A 2,000-year-old Roman stele featuring Greek inscriptions was discovered in the historic city of Manbij in Syria. The artifact, carved out of black basalt stone, also featured the image of an eagle clutching a wreath.
The discovery was made following information by a local resident who noticed the unusual stone near the city’s cardamom market and notified the Directorate of Museums and Artifacts, whose experts recovered the artifact and removed it from the site for study and safeguarding.
Center of worship of the ancient Syrian fertility goddess Atargatis
The history of the city of Manbij goes back almost three millenia, and has always been a troubled one to the present day as its strategic position has rendered it a point of contention among cultures, armies and kingdoms throughout the centuries.
Initially a prominent Aramaic and Assyrian city, Manbij came under Alexander the Great’s Macedonian Empire and prospered under the rule of the Seleucids with the name Hierapolis, which means “Sacred City” in Greek.
All through antiquity, even before the Macedonian conquest, Manbij was known as the center of the cult of the Syrian fertility goddess Atargatis.
A shrine allegedly served by three hundred priests of the goddess and a pond with sacred fish attracted thousands of faithful still during the Roman Era.

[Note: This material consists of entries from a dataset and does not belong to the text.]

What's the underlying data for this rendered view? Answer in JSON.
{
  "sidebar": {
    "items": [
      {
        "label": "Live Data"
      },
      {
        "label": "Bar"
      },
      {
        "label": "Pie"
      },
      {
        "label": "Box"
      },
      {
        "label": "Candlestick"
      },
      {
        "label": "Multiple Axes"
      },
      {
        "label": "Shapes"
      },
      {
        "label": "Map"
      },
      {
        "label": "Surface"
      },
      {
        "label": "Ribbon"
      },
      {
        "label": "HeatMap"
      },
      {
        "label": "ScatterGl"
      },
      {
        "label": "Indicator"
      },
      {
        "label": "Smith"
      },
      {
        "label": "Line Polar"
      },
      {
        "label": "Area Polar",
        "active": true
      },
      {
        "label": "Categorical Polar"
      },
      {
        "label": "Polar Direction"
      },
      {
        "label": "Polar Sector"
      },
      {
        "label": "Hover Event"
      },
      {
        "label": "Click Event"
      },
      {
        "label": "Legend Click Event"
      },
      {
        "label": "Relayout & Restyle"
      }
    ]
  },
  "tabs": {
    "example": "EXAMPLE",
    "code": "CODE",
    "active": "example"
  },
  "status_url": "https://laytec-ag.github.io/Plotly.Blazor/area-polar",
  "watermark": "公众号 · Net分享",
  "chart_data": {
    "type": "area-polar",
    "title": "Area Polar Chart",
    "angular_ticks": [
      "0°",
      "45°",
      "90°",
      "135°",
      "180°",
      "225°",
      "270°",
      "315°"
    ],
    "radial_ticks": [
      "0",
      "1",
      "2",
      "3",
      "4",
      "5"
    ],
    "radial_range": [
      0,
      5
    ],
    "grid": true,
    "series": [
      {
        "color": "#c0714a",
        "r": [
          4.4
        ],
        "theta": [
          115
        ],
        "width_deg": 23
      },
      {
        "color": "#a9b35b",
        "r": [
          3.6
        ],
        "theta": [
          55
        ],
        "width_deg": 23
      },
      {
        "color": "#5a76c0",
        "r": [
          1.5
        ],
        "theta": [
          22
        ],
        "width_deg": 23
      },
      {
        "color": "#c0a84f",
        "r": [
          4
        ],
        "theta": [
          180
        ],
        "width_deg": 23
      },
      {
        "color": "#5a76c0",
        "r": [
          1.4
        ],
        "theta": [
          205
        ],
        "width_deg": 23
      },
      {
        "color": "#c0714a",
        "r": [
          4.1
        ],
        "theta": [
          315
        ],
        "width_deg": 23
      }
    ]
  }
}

Hierapolis’ cult peak and decline
The 2nd century AD Greek treatise De Dea Syria, attributed to the Syrian essayist Lucian of Samosata, describes the religious practices of the cult of Atargatis in Hierapolis, written in the Ionic Greek dialect. Among others, it chronicles a mode of divination by movements of a xoanon of the Greek god Apollo.
In the 3rd century, Hierapolis was still one of the great cities of Syria, but thereafter declined. Caliph Harun al-Rashid restored the city at the end of the 8th century and later it became the headquarters of Hulegu and his Mongols.
Today, no ruins of Atargatis’ temple or of her sacred pond survive, and most monuments date to the later periods of the city’s history.
An Archaeological Office was inaugurated recently in Manbij, with the aim to recover and restore any remains of the rich ancient past of the city which has kept changing hands and suffering violence during the Syrian Civil War and related unrest in the area.